Line between political access and political influence is porous
Associate Professor Michael Macaulay looks at the systemic flaws inherent in political party funding in New Zealand from an ethical perspective.
The latest furore about political party donations is yet another manifestation of an ongoing issue and it is not, sadly, anything new. At present that issue is, predictably, being reduced to the actions of individuals. However, the real problem lies in the political system rather than with particular MPs as the problem with political donations is inherently structural.
Party funding is crucially important in building trust in the political system. People must be confident their votes are equally important as those of large donors. Current evidence suggests this is not the case: public trust surveys from Victoria University of Wellington show party funding is consistently distrusted by around 70-75 per cent of New Zealanders.
There are numerous reasons for this distrust, other than natural scepticism towards politics. Not least are concerns private donations simply lead to policy capture: that vested interests buy political influence to benefit their own agenda.
We would not expect to see the kinds of links that, for example, the United States National Rifle Association has with the Republican Party (annual contributions around US$1million to Senators and Congressmen), but are we confident we don't have people buying a seat at the political table?
Private clubs for funding
Our two biggest parties both have private clubs for funding – whether this is Labour's President Club or National's Cabinet Club – which do not promote the openness needed to ensure individuals are not unduly influencing policy.
The typical response to this is these clubs grant political access rather than political influence. The same rationale is offered in the United Kingdom, in defence of the 'Leaders Club', which buys anyone willing to donate £50,000 to the Conservative Party meetings with Prime Minister Theresa May.
The problem is that even assuming it is true, the line between access and influence is far too porous for anybody to confidently believe it cannot be crossed.
Building on this, there is unease that some votes are worth more to political parties than others. We know from research last year that over half of political party donations came from contributions above $15,000.
A 'gold membership' for Labour's President's Club costs $5,000 per year. Despite arguments at its 2017 launch that it is "not remotely exclusive" and anyone was "welcome to join", it is difficult to see who actually has the money to do so.
Nobody can expect political parties not to maximise the funding opportunities at their disposal. It is therefore crucial to change the way we think about those opportunities. There is a different way.
A radical approach is to adopt 100 per cent public funding for political parties. This is not a new idea – Transparency International New Zealand raised it as far back as 2013 in its assessment of the country's national integrity system – and it is one that has some obvious objections.
Taxpayers funding political parties?
Will New Zealand taxpayers want to fund political parties? We should ask them.

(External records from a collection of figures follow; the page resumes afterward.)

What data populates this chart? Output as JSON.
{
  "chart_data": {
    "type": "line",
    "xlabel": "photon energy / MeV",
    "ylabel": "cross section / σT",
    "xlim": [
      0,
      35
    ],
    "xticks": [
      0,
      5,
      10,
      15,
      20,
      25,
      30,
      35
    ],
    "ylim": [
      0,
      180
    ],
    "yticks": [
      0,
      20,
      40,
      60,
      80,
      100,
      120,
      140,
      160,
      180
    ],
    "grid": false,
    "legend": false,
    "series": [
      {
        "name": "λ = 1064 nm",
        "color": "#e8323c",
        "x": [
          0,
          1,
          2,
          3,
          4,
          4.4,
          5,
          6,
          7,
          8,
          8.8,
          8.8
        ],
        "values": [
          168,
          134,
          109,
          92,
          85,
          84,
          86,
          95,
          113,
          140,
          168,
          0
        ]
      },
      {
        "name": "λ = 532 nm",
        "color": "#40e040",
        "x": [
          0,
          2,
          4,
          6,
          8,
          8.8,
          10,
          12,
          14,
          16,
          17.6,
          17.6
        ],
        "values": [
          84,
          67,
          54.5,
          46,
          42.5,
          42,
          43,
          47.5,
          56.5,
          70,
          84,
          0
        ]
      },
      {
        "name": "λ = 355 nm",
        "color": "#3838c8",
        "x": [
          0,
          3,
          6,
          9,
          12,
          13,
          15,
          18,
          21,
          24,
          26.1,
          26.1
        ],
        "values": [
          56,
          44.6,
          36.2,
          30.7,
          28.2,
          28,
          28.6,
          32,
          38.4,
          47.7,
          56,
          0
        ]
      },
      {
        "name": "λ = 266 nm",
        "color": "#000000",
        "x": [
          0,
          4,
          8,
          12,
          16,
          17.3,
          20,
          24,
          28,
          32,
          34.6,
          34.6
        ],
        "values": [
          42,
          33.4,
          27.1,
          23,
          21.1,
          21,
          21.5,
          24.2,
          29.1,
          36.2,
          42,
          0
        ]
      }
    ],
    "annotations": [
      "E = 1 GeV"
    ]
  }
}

We know New Zealanders do not trust current arrangements and we should find out the extent to which people will feel more connected to parties that do not rely on large donations or exclusive memberships.
Public funding need not be a huge burden: the total funds parties raise and declare amount to 0.0001 per cent of the government budget. It also builds on current arrangements that make public funding available for party electoral broadcasts, which at the moment stands at $4 million.
Furthermore, public funding would enable party supporters to refocus their energies: not on fundraising but on developing public policy for the decades to come.
Most importantly, though, we need to be able to have a free and frank discussion on the merits and drawbacks of our current model. Party donations are not an issue that is going to go away and the more we focus on individual behaviour the more we ignore the systemic flaws in funding. The problem of New Zealand political party funding is a wholly unnecessary evil. We need to address the system, rather than simply point the finger.